Democrats and Republicans revealed new details of threats against them Thursday in the aftermath of the passage of the health care overhaul. On one point Thursday, there was bipartisan agreement: No act of Congress — health care reform or anything else — merits threats of violence against lawmakers or their families. House Republican leader John Boehner met with Speaker Nancy Pelosi about the incidents and both condemned them.
At least four Democratic offices in New York, Arizona and Kansas were struck, and at least 10 members of Congress have reported threats, including obscenity-laced phone messages and a fax bearing the image of a noose, congressional leaders said.
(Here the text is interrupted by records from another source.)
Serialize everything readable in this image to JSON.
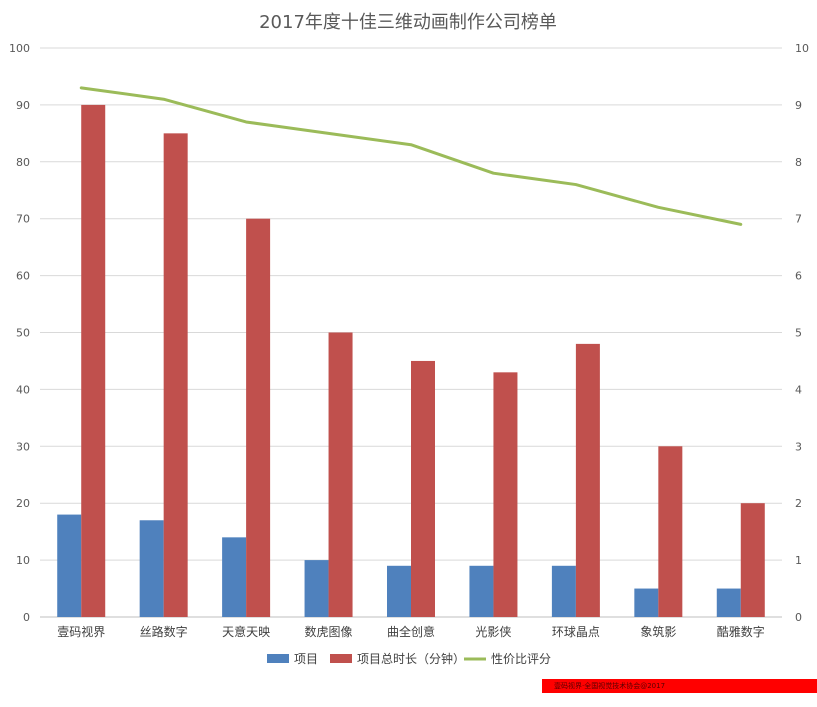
{
  "chart_data": {
    "type": "bar",
    "title": "2017年度十佳三维动画制作公司榜单",
    "categories": [
      "壹码视界",
      "丝路数字",
      "天意天映",
      "数虎图像",
      "曲全创意",
      "光影侠",
      "环球晶点",
      "象筑影",
      "酷雅数字"
    ],
    "series": [
      {
        "name": "项目",
        "type": "bar",
        "axis": "left",
        "color": "#4f81bd",
        "values": [
          18,
          17,
          14,
          10,
          9,
          9,
          9,
          5,
          5
        ]
      },
      {
        "name": "项目总时长（分钟）",
        "type": "bar",
        "axis": "left",
        "color": "#c0504d",
        "values": [
          90,
          85,
          70,
          50,
          45,
          43,
          48,
          30,
          20
        ]
      },
      {
        "name": "性价比评分",
        "type": "line",
        "axis": "right",
        "color": "#9bbb59",
        "values": [
          9.3,
          9.1,
          8.7,
          8.5,
          8.3,
          7.8,
          7.6,
          7.2,
          6.9
        ]
      }
    ],
    "y_left": {
      "min": 0,
      "max": 100,
      "step": 10,
      "ticks": [
        "0",
        "10",
        "20",
        "30",
        "40",
        "50",
        "60",
        "70",
        "80",
        "90",
        "100"
      ]
    },
    "y_right": {
      "min": 0,
      "max": 10,
      "step": 1,
      "ticks": [
        "0",
        "1",
        "2",
        "3",
        "4",
        "5",
        "6",
        "7",
        "8",
        "9",
        "10"
      ]
    },
    "grid": true,
    "legend_position": "bottom"
  },
  "footer": {
    "text": "壹码视界·全国视觉技术协会@2017",
    "color": "#ff0000"
  }
}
U.S. Rep. Ginny Brown-Waite, R-Fla., who voted against the health care bill, said she received a threatening voice mail at her Brooksville office Thursday morning that said, "Just wanna let you know I have 27 people that are going to make sure that this b---- does not live to see her next term. Goodbye."
Also Thursday, Rep. Jean Schmidt, R-Ohio, and House Republican Whip Eric Cantor of Virginia said they, too, had been menaced. Schmidt released a recording of a voice mail she said she received in which a man repeatedly accuses Republicans of being racists. Cantor said a shot was fired at his office in Richmond, Va.
Richmond police said later Thursday that the bullet had been randomly fired skyward. A statement said the bullet was fired into the air early Tuesday and hit the front window of a building that houses Cantor's campaign office as it fell to back to earth at a sharp angle.
The round landed on the floor of the office a foot inside a broken window pane. No one was in the building at the time, police said, and an investigation has yielded no suspects.
A threat to assault a member of Congress in retaliation for the performance of official duties is punishable by up to a year in prison.
Among other incidents:
• Ohio Rep. John Boccieri, one of eight Democrats who switched to "yes" on the most recent House vote, said he had received threats.
• E-mails sent to Rep. Suzanne Kosmas, D-Fla., another member who switched her vote, urged her to commit suicide and said she and her family should "rot in hell."
• Rep. Louise Slaughter, a New York Democrat and chairwoman of an influential House committee, said someone had left her a voice mail that used the word "snipers."
• Rep. Bart Stupak, D-Mich., received a fax with a picture of a gallows and noose with "Bart (SS) Stupak" on it. It was captioned, "All Baby Killers come to unseemly ends Either by the hand of man or by the hand of God."